The numbers behind this story deserve a moment of attention. At the end of the Cold War, Europe had seven major TNT production facilities. Today there is one: Poland's Nitro-Chem, in Bydgoszcz. Total European output sits at roughly 6,000 tonnes per year. Russia, by contrast, produces an estimated 50,000 tonnes annually — the explosives that have been packing Shahed drones and artillery shells headed into Ukraine at industrial scale. Swebal's Nora plant, once running, will boost European domestic supply by around 75%. That sounds significant until you do the arithmetic and realise Europe will still produce less than a fifth of what Russia puts out each year.
The catalyst.
This investment doesn't happen without two converging forces. First, Russia's full-scale invasion of Ukraine exposed the catastrophic underinvestment in European ammunition production — not just finished weapons, but the raw inputs: propellants, shells, and the explosive compounds packed inside them. Second, the Iran war has introduced a new chokepoint. Swebal CEO Joakim Sjöblom has been direct about this: the conflict around the Strait of Hormuz has disrupted the supply chains that Europe had quietly come to depend on, particularly imports of industrial explosives from Asia. India and China have been the backstop suppliers for years. That backstop is now unreliable. The Nora factory is designed to source all its materials from within 550 kilometres of the Baltic Sea — a deliberate architectural choice to eliminate long-distance dependencies.The backers.
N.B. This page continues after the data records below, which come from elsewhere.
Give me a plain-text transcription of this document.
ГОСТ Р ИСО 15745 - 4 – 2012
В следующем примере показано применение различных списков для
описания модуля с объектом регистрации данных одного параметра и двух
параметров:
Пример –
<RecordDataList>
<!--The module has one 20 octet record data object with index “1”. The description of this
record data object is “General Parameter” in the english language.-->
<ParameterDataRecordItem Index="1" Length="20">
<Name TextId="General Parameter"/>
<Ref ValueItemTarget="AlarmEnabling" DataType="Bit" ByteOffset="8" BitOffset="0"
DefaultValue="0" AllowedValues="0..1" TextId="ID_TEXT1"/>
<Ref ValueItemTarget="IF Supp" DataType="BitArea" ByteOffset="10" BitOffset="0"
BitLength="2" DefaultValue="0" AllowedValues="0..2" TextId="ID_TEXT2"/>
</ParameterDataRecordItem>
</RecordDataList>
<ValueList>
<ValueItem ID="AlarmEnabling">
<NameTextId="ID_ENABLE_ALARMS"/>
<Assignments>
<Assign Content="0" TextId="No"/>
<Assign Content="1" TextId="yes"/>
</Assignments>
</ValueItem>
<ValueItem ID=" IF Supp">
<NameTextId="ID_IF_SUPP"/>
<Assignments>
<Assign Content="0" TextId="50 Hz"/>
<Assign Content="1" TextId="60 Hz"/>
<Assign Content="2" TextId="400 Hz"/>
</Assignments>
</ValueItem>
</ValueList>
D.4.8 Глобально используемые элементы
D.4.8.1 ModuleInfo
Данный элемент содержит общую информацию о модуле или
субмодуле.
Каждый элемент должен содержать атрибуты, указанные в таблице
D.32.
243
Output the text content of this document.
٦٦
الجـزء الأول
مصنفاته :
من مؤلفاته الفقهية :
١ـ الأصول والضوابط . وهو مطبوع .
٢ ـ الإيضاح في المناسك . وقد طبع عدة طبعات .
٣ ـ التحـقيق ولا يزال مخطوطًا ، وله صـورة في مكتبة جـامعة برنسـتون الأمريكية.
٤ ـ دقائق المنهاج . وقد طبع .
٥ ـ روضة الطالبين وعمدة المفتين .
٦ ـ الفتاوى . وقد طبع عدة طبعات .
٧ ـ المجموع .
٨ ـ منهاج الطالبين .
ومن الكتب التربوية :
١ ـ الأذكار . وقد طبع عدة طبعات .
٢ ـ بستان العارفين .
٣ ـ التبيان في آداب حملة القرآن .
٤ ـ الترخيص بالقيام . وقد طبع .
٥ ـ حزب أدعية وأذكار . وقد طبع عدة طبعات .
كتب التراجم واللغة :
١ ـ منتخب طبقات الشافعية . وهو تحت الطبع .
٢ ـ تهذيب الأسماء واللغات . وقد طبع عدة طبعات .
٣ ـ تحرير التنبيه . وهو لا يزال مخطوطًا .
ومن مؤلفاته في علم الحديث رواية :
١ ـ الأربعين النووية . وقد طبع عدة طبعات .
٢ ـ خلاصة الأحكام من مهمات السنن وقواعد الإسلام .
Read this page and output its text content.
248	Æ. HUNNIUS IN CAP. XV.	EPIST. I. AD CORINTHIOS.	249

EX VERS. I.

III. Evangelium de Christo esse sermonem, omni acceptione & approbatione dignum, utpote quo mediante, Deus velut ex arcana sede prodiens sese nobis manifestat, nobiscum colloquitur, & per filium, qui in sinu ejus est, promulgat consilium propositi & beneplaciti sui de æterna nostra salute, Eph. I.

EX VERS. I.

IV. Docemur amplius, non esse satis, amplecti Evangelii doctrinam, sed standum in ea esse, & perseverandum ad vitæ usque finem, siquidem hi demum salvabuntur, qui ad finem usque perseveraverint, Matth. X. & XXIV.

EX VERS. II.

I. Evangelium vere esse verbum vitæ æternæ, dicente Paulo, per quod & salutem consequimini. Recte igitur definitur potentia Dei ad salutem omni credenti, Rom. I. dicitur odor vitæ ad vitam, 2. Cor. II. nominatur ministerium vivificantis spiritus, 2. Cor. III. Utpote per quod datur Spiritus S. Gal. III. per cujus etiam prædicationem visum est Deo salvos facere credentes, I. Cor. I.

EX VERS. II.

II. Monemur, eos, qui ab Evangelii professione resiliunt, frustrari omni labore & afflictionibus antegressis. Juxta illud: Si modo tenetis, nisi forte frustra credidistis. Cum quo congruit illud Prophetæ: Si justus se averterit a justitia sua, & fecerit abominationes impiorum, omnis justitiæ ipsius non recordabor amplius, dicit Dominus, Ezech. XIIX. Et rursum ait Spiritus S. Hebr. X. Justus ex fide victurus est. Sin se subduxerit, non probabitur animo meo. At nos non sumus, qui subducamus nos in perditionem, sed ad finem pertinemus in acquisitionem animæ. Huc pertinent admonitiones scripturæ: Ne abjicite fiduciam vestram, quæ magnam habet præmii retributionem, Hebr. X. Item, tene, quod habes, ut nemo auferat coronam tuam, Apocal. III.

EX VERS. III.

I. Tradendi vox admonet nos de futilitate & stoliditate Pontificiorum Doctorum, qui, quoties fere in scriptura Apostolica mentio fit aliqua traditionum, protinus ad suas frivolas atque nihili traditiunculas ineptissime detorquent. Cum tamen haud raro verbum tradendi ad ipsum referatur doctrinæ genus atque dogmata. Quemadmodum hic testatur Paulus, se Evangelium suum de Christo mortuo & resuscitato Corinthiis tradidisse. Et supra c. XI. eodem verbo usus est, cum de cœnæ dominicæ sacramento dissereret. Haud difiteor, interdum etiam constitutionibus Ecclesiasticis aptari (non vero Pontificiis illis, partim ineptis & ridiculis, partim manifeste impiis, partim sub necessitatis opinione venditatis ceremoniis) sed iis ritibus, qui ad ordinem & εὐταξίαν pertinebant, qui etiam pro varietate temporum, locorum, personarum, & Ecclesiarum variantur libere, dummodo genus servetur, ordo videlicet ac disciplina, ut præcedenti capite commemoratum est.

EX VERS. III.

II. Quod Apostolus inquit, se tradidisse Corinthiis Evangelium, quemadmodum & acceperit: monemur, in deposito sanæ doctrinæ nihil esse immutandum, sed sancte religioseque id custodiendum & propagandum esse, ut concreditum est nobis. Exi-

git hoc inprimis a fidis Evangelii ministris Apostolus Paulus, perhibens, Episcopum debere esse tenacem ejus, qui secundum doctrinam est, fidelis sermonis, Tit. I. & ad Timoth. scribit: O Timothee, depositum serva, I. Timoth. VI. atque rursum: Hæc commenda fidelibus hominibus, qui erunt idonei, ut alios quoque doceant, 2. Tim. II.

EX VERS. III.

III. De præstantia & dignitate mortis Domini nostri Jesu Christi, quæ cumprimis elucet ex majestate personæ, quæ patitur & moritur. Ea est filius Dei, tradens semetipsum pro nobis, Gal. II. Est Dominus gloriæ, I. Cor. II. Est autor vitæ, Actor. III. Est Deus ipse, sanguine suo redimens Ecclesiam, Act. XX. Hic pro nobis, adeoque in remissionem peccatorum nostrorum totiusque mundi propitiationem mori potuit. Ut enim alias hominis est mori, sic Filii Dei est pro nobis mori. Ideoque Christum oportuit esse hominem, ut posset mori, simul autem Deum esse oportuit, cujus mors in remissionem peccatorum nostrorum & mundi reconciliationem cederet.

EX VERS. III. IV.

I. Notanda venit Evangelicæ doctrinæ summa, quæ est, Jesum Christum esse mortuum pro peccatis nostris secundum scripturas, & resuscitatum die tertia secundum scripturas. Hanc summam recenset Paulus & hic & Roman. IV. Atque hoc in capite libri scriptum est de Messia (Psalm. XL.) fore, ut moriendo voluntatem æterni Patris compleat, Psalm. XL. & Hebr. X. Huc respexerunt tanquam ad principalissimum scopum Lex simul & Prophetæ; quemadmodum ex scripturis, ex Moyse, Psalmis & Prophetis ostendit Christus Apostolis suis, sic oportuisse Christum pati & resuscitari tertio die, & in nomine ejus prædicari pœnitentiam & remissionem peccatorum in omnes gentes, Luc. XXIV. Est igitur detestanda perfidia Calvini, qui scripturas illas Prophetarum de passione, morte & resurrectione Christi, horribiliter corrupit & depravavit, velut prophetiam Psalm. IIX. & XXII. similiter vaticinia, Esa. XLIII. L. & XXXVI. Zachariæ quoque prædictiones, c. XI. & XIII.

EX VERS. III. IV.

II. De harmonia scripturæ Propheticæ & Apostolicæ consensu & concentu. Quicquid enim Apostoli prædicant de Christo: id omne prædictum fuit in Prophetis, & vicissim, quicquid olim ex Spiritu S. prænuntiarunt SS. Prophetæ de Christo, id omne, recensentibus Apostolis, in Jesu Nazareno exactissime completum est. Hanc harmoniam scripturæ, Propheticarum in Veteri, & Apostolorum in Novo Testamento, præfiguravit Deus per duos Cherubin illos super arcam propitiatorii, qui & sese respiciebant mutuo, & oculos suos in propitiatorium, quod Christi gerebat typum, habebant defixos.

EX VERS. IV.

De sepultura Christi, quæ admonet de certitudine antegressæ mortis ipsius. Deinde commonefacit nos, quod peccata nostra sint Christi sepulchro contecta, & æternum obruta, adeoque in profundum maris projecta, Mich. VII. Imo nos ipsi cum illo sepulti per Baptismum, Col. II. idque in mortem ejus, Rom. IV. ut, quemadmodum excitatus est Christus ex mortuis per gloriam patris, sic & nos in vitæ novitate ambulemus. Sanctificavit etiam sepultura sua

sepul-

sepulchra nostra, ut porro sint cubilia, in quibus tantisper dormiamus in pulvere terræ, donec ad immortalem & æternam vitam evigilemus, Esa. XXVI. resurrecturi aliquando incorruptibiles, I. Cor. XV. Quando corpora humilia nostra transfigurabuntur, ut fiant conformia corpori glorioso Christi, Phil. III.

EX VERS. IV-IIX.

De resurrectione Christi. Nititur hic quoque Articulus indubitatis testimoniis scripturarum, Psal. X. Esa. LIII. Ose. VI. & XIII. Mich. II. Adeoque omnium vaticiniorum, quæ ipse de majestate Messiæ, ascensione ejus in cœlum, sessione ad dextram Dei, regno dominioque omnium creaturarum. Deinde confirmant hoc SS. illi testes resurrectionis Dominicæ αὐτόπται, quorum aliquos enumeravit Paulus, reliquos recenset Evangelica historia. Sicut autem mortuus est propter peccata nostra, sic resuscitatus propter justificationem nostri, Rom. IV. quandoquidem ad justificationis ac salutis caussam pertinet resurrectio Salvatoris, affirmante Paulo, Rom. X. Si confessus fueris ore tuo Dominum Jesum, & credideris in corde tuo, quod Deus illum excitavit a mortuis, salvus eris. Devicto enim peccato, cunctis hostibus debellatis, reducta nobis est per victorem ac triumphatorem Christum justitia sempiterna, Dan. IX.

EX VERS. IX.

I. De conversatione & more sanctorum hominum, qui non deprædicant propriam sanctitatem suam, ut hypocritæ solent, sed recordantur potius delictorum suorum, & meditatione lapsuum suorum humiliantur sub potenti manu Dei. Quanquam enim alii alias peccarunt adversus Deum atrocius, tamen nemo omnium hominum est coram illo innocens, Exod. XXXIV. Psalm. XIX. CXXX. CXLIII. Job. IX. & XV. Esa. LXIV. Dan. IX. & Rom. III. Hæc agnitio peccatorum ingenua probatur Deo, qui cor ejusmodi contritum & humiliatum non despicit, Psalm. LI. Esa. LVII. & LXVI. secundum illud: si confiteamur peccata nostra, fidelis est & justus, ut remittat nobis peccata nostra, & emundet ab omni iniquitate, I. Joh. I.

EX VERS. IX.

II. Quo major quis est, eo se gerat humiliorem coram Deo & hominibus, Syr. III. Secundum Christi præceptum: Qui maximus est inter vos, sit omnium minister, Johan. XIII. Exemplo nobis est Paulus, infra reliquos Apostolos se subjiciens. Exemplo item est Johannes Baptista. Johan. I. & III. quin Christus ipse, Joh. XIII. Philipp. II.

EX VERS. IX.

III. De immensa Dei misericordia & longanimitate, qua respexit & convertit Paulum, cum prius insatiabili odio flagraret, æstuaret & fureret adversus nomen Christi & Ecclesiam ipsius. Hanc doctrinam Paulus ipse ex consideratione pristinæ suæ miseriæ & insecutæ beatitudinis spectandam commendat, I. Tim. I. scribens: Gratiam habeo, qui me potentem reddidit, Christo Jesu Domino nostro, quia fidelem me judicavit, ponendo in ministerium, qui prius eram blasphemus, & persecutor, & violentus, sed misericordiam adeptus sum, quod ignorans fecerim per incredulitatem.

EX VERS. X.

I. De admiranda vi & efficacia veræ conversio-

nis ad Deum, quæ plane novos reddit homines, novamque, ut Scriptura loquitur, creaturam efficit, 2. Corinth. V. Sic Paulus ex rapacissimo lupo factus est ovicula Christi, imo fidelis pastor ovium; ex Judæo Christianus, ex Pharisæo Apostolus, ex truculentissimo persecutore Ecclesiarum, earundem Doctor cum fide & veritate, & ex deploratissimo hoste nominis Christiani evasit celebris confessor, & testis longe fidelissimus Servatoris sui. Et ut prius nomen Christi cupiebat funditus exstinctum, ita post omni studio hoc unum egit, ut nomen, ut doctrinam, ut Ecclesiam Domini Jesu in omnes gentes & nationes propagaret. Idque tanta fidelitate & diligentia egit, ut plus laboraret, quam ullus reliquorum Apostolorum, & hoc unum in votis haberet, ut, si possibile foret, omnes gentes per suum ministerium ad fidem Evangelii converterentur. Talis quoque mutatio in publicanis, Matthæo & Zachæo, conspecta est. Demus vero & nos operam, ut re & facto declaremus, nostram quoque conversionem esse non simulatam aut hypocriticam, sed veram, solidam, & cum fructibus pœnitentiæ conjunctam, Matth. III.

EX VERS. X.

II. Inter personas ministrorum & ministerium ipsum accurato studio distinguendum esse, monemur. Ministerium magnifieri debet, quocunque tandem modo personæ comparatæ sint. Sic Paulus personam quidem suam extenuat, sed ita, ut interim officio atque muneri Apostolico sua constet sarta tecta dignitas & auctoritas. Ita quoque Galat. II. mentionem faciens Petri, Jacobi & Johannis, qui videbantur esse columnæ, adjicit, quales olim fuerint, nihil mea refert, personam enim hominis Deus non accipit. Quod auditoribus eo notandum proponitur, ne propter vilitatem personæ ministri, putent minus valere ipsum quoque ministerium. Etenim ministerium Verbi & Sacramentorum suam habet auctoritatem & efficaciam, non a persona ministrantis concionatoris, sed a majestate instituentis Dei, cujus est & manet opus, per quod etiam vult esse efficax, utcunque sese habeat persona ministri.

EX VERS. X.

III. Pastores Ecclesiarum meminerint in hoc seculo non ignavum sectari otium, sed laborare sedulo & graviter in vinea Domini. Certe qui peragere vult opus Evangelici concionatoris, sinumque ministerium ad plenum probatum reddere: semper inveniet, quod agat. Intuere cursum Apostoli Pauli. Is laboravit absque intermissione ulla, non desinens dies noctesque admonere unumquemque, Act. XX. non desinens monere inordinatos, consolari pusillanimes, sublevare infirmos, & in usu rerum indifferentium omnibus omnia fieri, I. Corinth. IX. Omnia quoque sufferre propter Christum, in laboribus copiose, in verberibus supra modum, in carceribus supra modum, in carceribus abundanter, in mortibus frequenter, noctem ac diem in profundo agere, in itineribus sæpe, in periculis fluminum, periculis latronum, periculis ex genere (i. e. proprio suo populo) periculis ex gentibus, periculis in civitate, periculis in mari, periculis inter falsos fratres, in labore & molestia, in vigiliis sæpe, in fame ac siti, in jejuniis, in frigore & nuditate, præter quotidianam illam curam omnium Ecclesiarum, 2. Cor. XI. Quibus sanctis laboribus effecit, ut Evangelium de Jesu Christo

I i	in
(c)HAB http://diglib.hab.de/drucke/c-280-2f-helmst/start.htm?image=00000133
What's striking about Swebal isn't
just the factory — it's who believed in it enough to write a cheque. The
investor list includes Thomas von Koch, co-founder of EQT, one of Europe's
largest private equity firms; Pär Svärdson, the entrepreneur behind Apotea and
Adlibris; and Major General (ret.) Karl Engelbrektson, Sweden's former Chief of
Army. These are not defence insiders rotating through familiar contracts. These
are civilians who have concluded that rebuilding Europe's military-industrial
base is both a moral necessity and, frankly, a sound investment. Swebal has
also signed a letter of intent to supply its TNT to a Swedish-Ukrainian joint
venture called Scandinavian X, for use in drone systems. The supply chain from
Nora to Kyiv is already being sketched out.
My read.
Alfred Nobel spent the last years of his life tormented by a question: had his inventions made the world more violent, or less? He believed — genuinely, it seems — that weapons of sufficient destructive power would make war too costly to wage. He was wrong about that. But there's something clarifying about Sweden returning to this territory now, not with illusions, but with clear eyes. The Nora plant is not glamorous. It is not a Gripen fighter jet or a unicorn fintech. It is the unglamorous, load-bearing kind of security investment — the compound you pack inside the shell that protects your border. Sweden joined NATO in 2024. This Spring Budget earmarked the highest share of GDP for public investment since 1980, much of it defence-oriented. Swebal's factory is where that commitment meets concrete and steel. Nobel's country is rearming. He would have had complicated feelings about that. So do I.